Yesterday, I was very sad, and hung out with her for a bit, and we kind of got into a tiff, and I took her back to her car and cancelled everything we were planning, and she apologized. But I said no big deal. Because it wasn't. I just felt empty and sad inside, and I felt like crying. And I was just more easy to push away than usual.

So I made a conscious effort not to bring her to two events, and I felt kind of mean about it even though I shouldn't. I went to a club last night for a friend's going away night. I really didn't want to go unless I could go with someone. Fortunately I was able to. I am glad I went. One of my friends was being warned by the bouncers to calm down, but he kept getting crazier and crazier. He was like dancing in front of the bouncer like a boxer, telling him off, mimicking him. My friend's girlfriend was distraught. So I, and Bob Dole II, tried to drag the friend down the street as he fought me, jumped on top of cars, climbed onto walls, etc etc. We got him a sports drink to hopefully diminish the effects of the alcohol, and he heartily threw it at a passing garbage truck. He kept screaming and shouting. The cops shined a light on him. He was trying to stay under control but was just out of control. We probably spent two hours walking around since I didn't trust him to get back in a car. Even as a passenger. At the gas station, he kept talking about "that black dude" and sometimes said nigger, which was exceptionally uncomfortable because of all the black people around. And then he was talking about his allegiance to the white race.
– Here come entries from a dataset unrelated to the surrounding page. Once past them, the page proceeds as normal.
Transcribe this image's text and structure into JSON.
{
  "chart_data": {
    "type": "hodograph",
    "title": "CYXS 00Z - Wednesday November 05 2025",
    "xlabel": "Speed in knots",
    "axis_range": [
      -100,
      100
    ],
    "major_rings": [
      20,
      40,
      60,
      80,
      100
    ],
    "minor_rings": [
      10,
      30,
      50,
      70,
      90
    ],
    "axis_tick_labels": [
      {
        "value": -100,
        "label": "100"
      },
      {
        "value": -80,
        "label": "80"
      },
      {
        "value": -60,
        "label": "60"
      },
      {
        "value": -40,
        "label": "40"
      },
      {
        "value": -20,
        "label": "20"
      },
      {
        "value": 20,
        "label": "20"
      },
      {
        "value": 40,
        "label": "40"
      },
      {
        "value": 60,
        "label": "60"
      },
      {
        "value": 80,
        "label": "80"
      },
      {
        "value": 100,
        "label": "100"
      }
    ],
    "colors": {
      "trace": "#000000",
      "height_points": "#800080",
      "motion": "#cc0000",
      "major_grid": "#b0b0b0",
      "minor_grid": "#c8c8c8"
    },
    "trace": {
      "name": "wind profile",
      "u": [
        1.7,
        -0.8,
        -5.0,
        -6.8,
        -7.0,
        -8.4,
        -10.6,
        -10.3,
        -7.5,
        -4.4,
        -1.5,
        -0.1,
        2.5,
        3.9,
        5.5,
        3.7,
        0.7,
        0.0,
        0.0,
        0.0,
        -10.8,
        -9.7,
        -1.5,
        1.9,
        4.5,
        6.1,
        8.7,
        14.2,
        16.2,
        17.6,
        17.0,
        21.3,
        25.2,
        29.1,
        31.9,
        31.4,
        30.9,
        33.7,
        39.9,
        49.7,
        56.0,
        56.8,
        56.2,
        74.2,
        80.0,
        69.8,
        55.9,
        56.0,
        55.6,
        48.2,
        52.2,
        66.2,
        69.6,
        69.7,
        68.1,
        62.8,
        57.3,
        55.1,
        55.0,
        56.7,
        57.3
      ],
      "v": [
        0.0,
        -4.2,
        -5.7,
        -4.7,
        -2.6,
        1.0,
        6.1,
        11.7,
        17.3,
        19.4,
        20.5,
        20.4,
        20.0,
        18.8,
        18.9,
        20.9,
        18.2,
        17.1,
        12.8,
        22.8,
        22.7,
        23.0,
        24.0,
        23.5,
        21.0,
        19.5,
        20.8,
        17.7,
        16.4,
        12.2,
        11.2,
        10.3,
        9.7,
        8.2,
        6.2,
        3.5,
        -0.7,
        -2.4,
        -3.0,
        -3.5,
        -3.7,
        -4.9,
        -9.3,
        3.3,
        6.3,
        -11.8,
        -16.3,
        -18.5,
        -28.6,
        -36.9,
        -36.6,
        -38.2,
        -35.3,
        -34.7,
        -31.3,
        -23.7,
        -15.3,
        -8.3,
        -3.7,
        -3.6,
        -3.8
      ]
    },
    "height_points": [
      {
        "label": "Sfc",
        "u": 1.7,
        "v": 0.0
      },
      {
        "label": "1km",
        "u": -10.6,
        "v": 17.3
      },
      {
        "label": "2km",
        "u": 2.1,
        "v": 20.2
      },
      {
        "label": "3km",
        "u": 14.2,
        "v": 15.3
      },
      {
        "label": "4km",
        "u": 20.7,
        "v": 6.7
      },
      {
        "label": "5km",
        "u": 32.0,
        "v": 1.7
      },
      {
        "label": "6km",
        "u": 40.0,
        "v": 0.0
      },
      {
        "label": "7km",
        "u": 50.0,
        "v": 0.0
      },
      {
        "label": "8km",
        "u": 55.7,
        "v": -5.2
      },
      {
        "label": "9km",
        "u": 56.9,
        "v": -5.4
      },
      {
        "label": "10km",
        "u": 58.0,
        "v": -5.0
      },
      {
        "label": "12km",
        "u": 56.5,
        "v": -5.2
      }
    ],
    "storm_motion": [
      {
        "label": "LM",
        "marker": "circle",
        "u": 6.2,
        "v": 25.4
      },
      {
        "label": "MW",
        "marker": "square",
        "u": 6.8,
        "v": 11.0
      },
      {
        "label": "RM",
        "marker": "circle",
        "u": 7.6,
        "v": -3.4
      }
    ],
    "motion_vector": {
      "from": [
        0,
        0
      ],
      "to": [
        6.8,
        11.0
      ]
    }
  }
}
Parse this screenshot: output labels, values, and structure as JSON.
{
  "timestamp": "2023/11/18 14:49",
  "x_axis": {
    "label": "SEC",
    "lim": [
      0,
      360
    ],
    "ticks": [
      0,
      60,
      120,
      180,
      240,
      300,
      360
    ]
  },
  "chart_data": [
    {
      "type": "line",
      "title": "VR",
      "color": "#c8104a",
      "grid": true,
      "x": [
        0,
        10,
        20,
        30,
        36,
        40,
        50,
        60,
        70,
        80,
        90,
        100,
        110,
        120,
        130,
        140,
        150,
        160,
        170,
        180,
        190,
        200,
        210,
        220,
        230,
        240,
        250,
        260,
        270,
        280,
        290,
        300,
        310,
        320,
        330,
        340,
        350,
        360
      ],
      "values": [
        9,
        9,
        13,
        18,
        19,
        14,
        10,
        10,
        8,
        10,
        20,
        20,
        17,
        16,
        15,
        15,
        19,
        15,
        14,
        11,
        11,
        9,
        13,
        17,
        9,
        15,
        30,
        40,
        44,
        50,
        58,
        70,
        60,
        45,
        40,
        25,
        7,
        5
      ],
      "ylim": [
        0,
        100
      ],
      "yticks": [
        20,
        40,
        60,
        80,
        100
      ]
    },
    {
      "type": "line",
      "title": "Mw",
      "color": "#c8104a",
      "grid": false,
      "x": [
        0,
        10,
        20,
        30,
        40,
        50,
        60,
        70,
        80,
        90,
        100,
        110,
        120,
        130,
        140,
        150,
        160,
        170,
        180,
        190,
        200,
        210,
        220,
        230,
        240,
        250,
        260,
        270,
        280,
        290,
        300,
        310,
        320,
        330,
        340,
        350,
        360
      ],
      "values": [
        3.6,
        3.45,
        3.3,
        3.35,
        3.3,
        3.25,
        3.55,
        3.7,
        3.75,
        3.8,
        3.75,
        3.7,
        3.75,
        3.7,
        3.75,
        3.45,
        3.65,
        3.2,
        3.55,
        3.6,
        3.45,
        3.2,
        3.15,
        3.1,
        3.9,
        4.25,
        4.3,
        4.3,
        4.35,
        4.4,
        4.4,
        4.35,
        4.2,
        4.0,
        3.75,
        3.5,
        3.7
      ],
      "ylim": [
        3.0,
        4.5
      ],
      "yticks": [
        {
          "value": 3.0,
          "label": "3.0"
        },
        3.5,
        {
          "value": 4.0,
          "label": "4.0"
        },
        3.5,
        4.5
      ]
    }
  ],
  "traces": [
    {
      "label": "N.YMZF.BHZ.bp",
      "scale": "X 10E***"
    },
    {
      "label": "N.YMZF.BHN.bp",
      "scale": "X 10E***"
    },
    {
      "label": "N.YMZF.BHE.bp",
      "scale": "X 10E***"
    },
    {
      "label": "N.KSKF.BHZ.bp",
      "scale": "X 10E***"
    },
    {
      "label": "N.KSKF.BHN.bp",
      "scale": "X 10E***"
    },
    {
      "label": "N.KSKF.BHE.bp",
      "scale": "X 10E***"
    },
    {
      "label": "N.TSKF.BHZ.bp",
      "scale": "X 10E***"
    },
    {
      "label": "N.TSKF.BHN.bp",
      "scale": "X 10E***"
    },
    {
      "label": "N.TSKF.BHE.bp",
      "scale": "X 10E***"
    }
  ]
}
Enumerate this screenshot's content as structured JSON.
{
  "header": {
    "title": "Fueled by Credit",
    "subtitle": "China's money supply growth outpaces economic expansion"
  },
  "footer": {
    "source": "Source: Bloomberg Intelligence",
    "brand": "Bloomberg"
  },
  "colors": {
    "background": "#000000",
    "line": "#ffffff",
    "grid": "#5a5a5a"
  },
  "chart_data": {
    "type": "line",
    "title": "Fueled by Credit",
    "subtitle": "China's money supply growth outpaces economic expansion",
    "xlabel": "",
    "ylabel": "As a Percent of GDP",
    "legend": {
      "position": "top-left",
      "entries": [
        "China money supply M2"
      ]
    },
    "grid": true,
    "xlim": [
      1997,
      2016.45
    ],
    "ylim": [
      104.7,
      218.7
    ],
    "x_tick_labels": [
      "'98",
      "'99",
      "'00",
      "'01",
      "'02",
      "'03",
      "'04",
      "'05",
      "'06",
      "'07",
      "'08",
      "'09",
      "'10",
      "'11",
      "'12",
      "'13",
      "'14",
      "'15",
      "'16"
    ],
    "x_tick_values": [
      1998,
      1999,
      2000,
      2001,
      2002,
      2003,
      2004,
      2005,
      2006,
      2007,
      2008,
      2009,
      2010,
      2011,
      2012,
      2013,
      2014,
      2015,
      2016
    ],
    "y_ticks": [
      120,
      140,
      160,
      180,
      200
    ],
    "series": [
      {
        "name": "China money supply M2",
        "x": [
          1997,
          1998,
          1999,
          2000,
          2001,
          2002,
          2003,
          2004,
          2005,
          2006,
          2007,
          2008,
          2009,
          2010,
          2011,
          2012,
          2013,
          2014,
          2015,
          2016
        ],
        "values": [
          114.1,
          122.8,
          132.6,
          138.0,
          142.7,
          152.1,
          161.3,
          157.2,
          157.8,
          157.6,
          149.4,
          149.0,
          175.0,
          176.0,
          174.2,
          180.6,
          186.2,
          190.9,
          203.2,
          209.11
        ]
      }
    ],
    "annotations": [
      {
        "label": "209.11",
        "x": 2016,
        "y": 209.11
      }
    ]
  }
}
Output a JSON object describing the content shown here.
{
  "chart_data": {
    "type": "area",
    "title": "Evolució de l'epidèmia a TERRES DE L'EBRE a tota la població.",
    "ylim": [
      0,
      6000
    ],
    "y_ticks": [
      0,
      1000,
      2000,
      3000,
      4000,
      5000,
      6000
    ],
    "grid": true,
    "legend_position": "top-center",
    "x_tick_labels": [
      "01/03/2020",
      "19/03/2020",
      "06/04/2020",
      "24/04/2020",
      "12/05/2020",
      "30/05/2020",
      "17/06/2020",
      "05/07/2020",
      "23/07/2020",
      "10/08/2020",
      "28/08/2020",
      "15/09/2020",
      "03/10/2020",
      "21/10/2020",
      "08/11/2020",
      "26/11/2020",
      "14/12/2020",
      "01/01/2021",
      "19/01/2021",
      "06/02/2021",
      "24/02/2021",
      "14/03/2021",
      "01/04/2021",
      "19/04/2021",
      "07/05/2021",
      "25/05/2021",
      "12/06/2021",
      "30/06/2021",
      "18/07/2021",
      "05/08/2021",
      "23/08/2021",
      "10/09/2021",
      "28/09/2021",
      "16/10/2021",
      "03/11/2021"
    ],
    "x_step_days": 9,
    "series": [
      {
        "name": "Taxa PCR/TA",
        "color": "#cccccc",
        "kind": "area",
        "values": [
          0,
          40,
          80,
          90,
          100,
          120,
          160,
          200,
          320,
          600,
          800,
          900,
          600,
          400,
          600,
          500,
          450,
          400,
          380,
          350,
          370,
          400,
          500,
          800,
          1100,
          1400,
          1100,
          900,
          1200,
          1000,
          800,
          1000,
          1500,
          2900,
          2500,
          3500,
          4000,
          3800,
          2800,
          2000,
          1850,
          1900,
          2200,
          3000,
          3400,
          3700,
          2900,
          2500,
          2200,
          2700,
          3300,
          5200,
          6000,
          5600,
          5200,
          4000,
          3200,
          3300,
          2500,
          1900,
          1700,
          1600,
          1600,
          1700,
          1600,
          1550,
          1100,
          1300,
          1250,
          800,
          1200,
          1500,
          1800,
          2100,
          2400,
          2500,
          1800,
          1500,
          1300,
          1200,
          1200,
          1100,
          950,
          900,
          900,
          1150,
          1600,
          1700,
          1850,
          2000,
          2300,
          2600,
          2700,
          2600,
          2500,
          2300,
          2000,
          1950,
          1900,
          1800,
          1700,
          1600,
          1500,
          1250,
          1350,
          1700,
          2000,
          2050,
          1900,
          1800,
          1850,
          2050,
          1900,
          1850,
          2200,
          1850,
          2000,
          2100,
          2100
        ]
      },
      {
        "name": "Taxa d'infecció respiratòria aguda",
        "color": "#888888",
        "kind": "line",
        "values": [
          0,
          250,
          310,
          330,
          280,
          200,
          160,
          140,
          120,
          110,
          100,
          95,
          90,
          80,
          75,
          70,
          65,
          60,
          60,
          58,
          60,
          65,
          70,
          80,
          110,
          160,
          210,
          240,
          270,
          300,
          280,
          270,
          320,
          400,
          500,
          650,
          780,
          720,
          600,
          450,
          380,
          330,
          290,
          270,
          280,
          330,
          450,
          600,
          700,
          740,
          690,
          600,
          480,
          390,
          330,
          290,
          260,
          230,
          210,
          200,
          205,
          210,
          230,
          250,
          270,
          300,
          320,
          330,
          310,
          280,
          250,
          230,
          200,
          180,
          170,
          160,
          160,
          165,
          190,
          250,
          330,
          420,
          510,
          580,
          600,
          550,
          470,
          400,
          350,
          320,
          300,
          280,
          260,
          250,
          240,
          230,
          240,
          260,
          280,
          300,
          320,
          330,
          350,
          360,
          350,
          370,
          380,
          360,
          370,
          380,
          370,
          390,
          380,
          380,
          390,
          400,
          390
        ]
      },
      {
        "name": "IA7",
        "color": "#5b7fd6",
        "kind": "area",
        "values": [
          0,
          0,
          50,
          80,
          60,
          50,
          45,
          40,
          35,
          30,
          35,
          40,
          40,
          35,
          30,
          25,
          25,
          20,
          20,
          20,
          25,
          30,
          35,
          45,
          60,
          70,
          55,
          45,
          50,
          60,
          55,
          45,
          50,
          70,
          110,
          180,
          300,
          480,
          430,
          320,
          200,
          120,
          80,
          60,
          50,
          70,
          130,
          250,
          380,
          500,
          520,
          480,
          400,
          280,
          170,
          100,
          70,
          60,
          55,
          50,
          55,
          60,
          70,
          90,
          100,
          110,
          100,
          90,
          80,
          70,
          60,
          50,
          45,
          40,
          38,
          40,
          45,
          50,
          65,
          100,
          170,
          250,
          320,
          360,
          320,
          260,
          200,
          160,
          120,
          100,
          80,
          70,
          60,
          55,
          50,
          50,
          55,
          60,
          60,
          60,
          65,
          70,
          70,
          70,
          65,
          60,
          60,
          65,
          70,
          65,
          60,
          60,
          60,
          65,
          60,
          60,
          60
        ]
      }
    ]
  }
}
Whenever we thought he had calmed down, he would go nuts again. We would tell him not to talk to anyone and he would scream at them. We found a secluded spot for him to urinate in and he was yelling the whole time.

Eventually he calmed down more, but he didn't have his keys. That was a moment of calamity but resolved itself when his gf used her own set, and he found that his keys were in the car the whole time, ha ha.

all in all, it was one of the best nights ever. I loved feeling like I was surrounded by chaos, and even if he got in trouble, I probably wouldn't. Whe nI got back to the club, one of the bouncers mentioned that he appreciated my taking care of my friend and said he would have gotten me a drink if I had come back in time.

Then today, I went to a friend's birthday event at Dolores Park. I could have invited the girl, especially since she sort of knows people, but I hate that feeling of guilt, and I need to rid myself of it. At first, as with most events, I hated it, but it got better. When someone was going to the store, I went with him and this annoying stoner. We ended up going to a food place where the goth girl who always makes me nervous met us. I've always thought she was really pretty and wanted to like fuck her or something. Or at least know she's willing to fuck me so I don't have to feel insecure. Since I didn't have my car, she ended up driving me to the birthday girl's house. She was very open about her sexuality which I respected but which I also feared might mean I am utterly unattractive to her. I don't even need anything to happen .I just want to feel like I'm not ugly. She was really enjoyable to talk to. It was like the first time it was just me and her talking. I asked her, "Are you crazy?" because she has a laugh like a crazy girl I know. She said she wasn't but I don't know if I believed her.

I've always felt like she disliked me because she tends to ignore me on our internet interactions, but she didn't even know we were Facebook friends, which is weird.
On our way back to her car, it was dark and she asked if I wanted to hold her hand in a silly way, and I said yes in an excited way but I would have been into it. On our way to my car, she told me she's experienced anxiety, too. On my way out of her car, everything was nice, and on my way to my car, I felt like crying again. When I walked into my house, my mother said hello, and she was smiling, and I was glad to see her smiling, and I felt like crying again.